I searched and searched on the site and couldn’t find anything even close (there were plenty of pictures of straight couples and heterosexual weddings, however). The "gay-targeted" packages are there on the site, but they are listed under “Specials” and the only way to know they are “gay-targeted” is to assume that “Out & About” means gay and lesbian. How ironic that a package marketed as “out” is in fact, in the closet.
While I think Aramark deserves credit for offering the packages, they seem to be trying to have it both ways: offering travel packages aimed at our community, but hiding them in plain sight, presumably so as not to offend straight people. As we’ve said many times on this blog, gay and lesbian consumers are an increasingly skeptical group and if we think you’re trying to get our business without really getting us, you’re not really reaching us and you won’t keep us as customers long-term (if you even get our business at all).

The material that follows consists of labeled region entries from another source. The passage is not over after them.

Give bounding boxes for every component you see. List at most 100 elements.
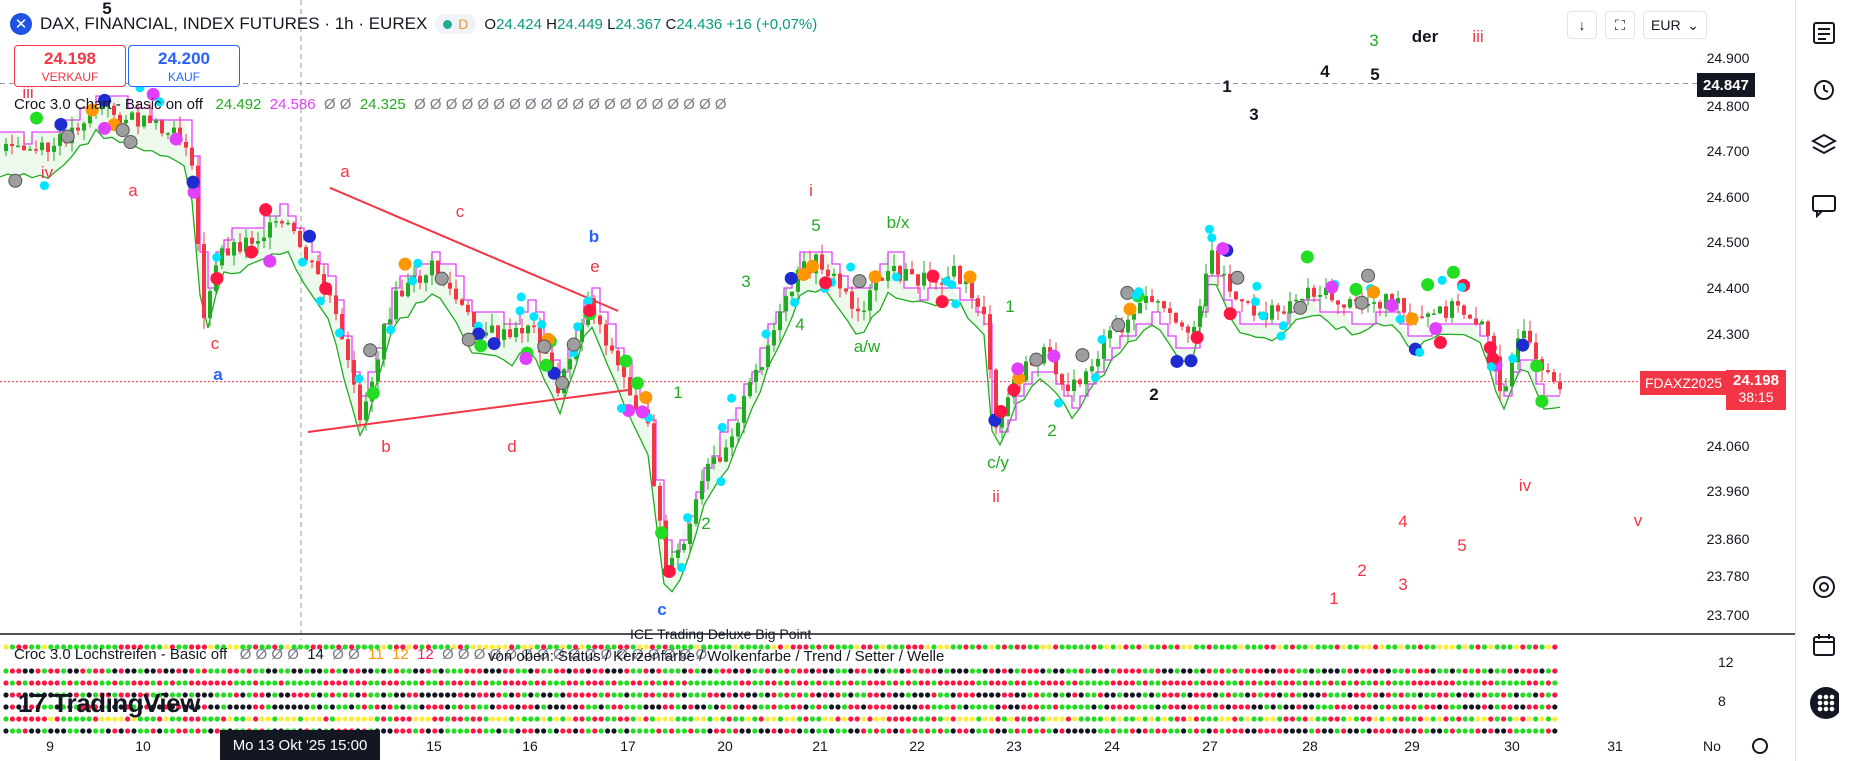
strip-dot xyxy=(349,668,355,674)
strip-dot xyxy=(1334,644,1340,650)
strip-dot xyxy=(1545,668,1551,674)
signal-dot xyxy=(146,87,160,101)
strip-dot xyxy=(886,644,892,650)
sell-button[interactable]: 24.198 VERKAUF xyxy=(14,45,126,87)
signal-dot xyxy=(784,271,798,285)
strip-dot xyxy=(784,692,790,698)
strip-dot xyxy=(445,704,451,710)
signal-dot xyxy=(1011,362,1025,376)
candle-body xyxy=(778,311,782,331)
candle-body xyxy=(1300,298,1304,301)
strip-dot xyxy=(822,716,828,722)
buy-button[interactable]: 24.200 KAUF xyxy=(128,45,240,87)
strip-dot xyxy=(905,716,912,722)
candle-body xyxy=(922,272,926,286)
strip-dot xyxy=(803,716,809,722)
target-icon[interactable] xyxy=(1809,572,1839,602)
strip-dot xyxy=(509,680,515,686)
chart-pane[interactable]: 52iiiivacaacbdebc12345ib/xa/wc/yii122134… xyxy=(0,0,1795,761)
strip-dot xyxy=(835,680,841,686)
signal-dot xyxy=(1530,359,1544,373)
strip-dot xyxy=(67,692,73,698)
signal-dot xyxy=(1437,275,1447,285)
symbol-title[interactable]: DAX, FINANCIAL, INDEX FUTURES · 1h · EUR… xyxy=(40,14,428,33)
watchlist-icon[interactable] xyxy=(1809,18,1839,48)
layers-icon[interactable] xyxy=(1809,130,1839,160)
candle-body xyxy=(502,329,506,340)
candle-body xyxy=(1240,299,1244,302)
strip-dot xyxy=(656,716,662,722)
strip-dot xyxy=(201,692,207,698)
strip-dot xyxy=(1142,716,1148,722)
signal-dot xyxy=(761,329,771,339)
strip-dot xyxy=(400,728,406,734)
strip-dot xyxy=(278,668,284,674)
lower-indicator-legend[interactable]: Croc 3.0 Lochstreifen - Basic off Ø Ø Ø … xyxy=(14,646,708,663)
strip-dot xyxy=(854,680,860,686)
strip-dot xyxy=(592,728,598,734)
strip-dot xyxy=(605,704,611,710)
signal-dot xyxy=(461,332,476,347)
strip-dot xyxy=(496,692,502,698)
strip-dot xyxy=(35,728,41,734)
strip-dot xyxy=(867,680,873,686)
strip-dot xyxy=(233,716,239,722)
live-status-badge[interactable]: D xyxy=(435,14,477,34)
strip-dot xyxy=(1462,704,1468,710)
apps-grid-icon[interactable] xyxy=(1809,687,1839,719)
price-chart[interactable]: 52iiiivacaacbdebc12345ib/xa/wc/yii122134… xyxy=(0,0,1795,761)
candle-body xyxy=(202,243,206,319)
calendar-icon[interactable] xyxy=(1809,630,1839,660)
strip-dot xyxy=(137,692,143,698)
strip-dot xyxy=(1347,680,1353,686)
strip-dot xyxy=(1014,644,1020,650)
strip-dot xyxy=(777,644,784,650)
strip-dot xyxy=(1552,692,1558,698)
currency-select[interactable]: EUR ⌄ xyxy=(1643,11,1707,39)
strip-dot xyxy=(483,680,489,686)
strip-dot xyxy=(349,704,355,710)
strip-dot xyxy=(752,716,758,722)
candle-body xyxy=(1330,287,1334,301)
candle-body xyxy=(736,422,740,437)
strip-dot xyxy=(637,692,643,698)
strip-dot xyxy=(969,692,976,698)
strip-dot xyxy=(1341,668,1347,674)
strip-dot xyxy=(1059,716,1065,722)
strip-dot xyxy=(413,716,419,722)
symbol-logo-icon[interactable]: ✕ xyxy=(10,13,32,35)
strip-dot xyxy=(1181,680,1187,686)
tradingview-logo[interactable]: 17 TradingView xyxy=(18,688,200,718)
strip-dot xyxy=(1161,728,1167,734)
strip-dot xyxy=(1053,668,1059,674)
scroll-to-latest-button[interactable]: ↓ xyxy=(1567,11,1597,39)
fullscreen-button[interactable]: ⛶ xyxy=(1605,11,1635,39)
chat-icon[interactable] xyxy=(1809,190,1839,220)
strip-dot xyxy=(656,704,662,710)
strip-dot xyxy=(957,692,963,698)
strip-dot xyxy=(265,716,271,722)
candle-body xyxy=(226,248,230,256)
strip-dot xyxy=(1405,668,1411,674)
strip-dot xyxy=(1104,704,1110,710)
strip-dot xyxy=(899,644,905,650)
strip-dot xyxy=(957,668,963,674)
strip-dot xyxy=(1001,704,1008,710)
strip-dot xyxy=(829,692,835,698)
signal-dot xyxy=(29,111,43,125)
strip-dot xyxy=(381,692,387,698)
alarm-clock-icon[interactable] xyxy=(1809,74,1839,104)
strip-dot xyxy=(1334,704,1340,710)
strip-dot xyxy=(1481,728,1487,734)
wave-label: ii xyxy=(992,487,1000,506)
strip-dot xyxy=(189,680,195,686)
wave-label: 5 xyxy=(1370,65,1379,84)
strip-dot xyxy=(93,728,99,734)
candle-body xyxy=(1336,300,1340,305)
strip-dot xyxy=(1181,692,1187,698)
strip-dot xyxy=(733,716,739,722)
candle-body xyxy=(1072,379,1076,392)
strip-dot xyxy=(73,728,79,734)
main-indicator-legend[interactable]: Croc 3.0 Chart - Basic on off 24.492 24.… xyxy=(14,96,727,113)
strip-dot xyxy=(1059,692,1065,698)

While an Aramark representative is quoted in the article as saying that their 2007 Mesa Verde package was the most “successful” they have ever offered, I wonder how many people who purchased it were actually gay or lesbian. Since it’s very hard to discern that the package is actually targeted to us, I wonder how many of us actually took advantage of it. To me, this is an example of getting it half-right. Aramark was smart to target our community, but they were too smart by half in hiding their efforts behind code words that make them look more opportunistic than genuine.
I’m not sure that lavender is the color I’d assign to the National Park sites participating in this program: but green fits, both for the color of the trees and landscape and the money Aramark hopes to make from gays and lesbians by “offering” us packages that we have to assume are targeted at us.
My advice to Aramark? If you want our business, tell us. Show us. Engage in our community and be visible. To get us to be “out and about” you have to be out and about as well.